As cherished as Sendak's book is by generations of parents and children, it's hard to call "Where the Wild Things Are" a family movie unless the family in question happens to dig poetic, elliptical films that plumb the depths of separation, loss and forgiveness. Some viewers will no doubt be put off by Jonze's more digressive departures from the text, his psychological emphasis, his focus on dysfunction and real-world dramas. But plenty of filmgoers, packaged in a nuclear unit or not, will appreciate the sheer artistry, ambition and integrity with which Jonze has tackled a nearly impossible cinematic mission.

So, a desecration? Far from it. A work of art? No question. In elaborating on the original book so boldly, and repopulating it so richly, Jonze has protected "Where the Wild Things Are" as an inviolable literary work. In preserving its darkest spirit, he's created a potent, fully realized variation on its most highly charged themes. Most important of all, he's achieved with the cinematic medium what Sendak did with words and pictures: He's grasped something true and terrifying about love at its most unconditional and voracious.

In a case of felicitous timing, "The Horse Boy" also opens in Washington on Friday, and it plays like the documentary version of Sendak's allegory of unbridled impulses and how they become civilized.

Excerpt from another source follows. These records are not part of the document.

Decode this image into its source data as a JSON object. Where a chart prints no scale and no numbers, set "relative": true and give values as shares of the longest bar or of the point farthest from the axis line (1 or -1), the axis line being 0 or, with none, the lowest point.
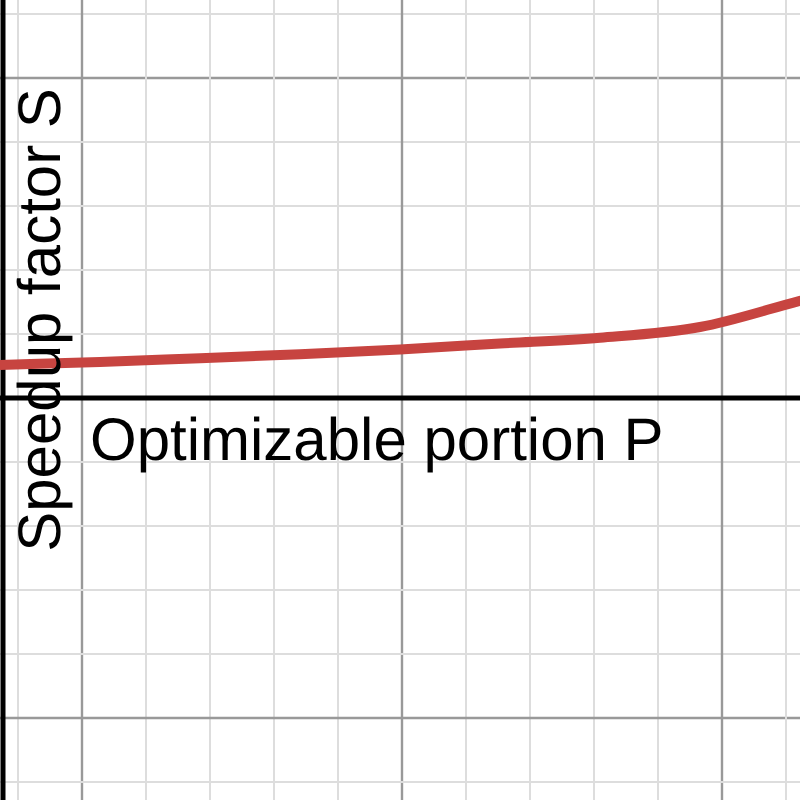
{
  "chart_data": {
    "type": "line",
    "xlabel": "Optimizable portion P",
    "ylabel": "Speedup factor S",
    "relative": true,
    "grid": true,
    "marker": "none",
    "line_style": "solid",
    "legend": false,
    "categories": [
      null,
      null,
      null,
      null,
      null,
      null,
      null,
      null,
      null
    ],
    "series": [
      {
        "color": "#c74440",
        "values": [
          0.34,
          0.37,
          0.41,
          0.45,
          0.5,
          0.56,
          0.62,
          0.73,
          1
        ]
      }
    ]
  }
}
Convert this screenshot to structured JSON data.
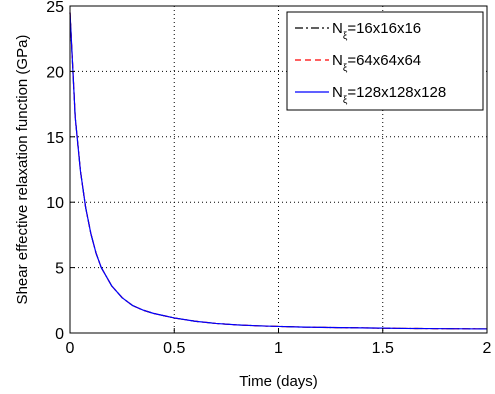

The film chronicles a journey undertaken by journalist Rupert Isaacson and his wife, Kristin Neff, a psychology professor, who were raising their 5-year-old autistic son, Rowan, in central Texas when they made a discovery. Rowan, given to epic tantrums, screaming fits and unruly toilet habits, calmed down the minute he got on a horse, just one example of the child's seemingly intuitive bond with animals. Isaacson, who had covered traditional healing practices in Africa, decided to take his son to Mongolia, where horseback riding was invented and where, it turns out, shamans with the most highly developed powers live herding reindeer in the country's northern territories.

The Isaacson family's sojourn may not last "in and out of weeks," but in many ways Rowan's adventures uncannily mirror Max's travels in "Where the Wild Things Are." And, like Maurice Sendak's book and Spike Jonze's film, "The Horse Boy" is about many things, among them passionate parental devotion that is so often experienced as irrational, capricious will. There are moments in "The Horse Boy" when Isaacson's determination to cure his son despite the boy's full-throated distress at being jumbled along the Mongolian steppe on a recalcitrant horse looks like nothing more than bourgeois, New Age arrogance. Rowan may not be alone in a tiny sailboat, but he's undeniably at sea.

But just when "The Horse Boy" begins to look like a supreme exercise in self-deception, little miracles begin to happen. There are wild rumpuses all the way through the film, from the family's first, eerily dramatic encounter with shamanic healers and Rowan's incipient friendship with a Mongolian contemporary, to a climax that rivals Sendak himself in its depiction of a child's inner life.

It's surely too easy to romanticize the struggles and breakthroughs that Rowan and his parents go through in "The Horse Boy" and no doubt continue to contend with. But the questions their story raises are too provocative to ignore, as are the haunting ways it rhymes with its fictional counterpart. "The Horse Boy" offers an intimate, deeply affecting glimpse of coming to terms with a kind of wildness, and deciding which parts to tame and which parts to claim.

Where the Wild Things Are (101 minutes, at area theaters) is rated PG for mild thematic elements, some adventure action and brief profanity.

The Horse Boy (93 minutes, at Landmark's E Street Cinema) is not rated.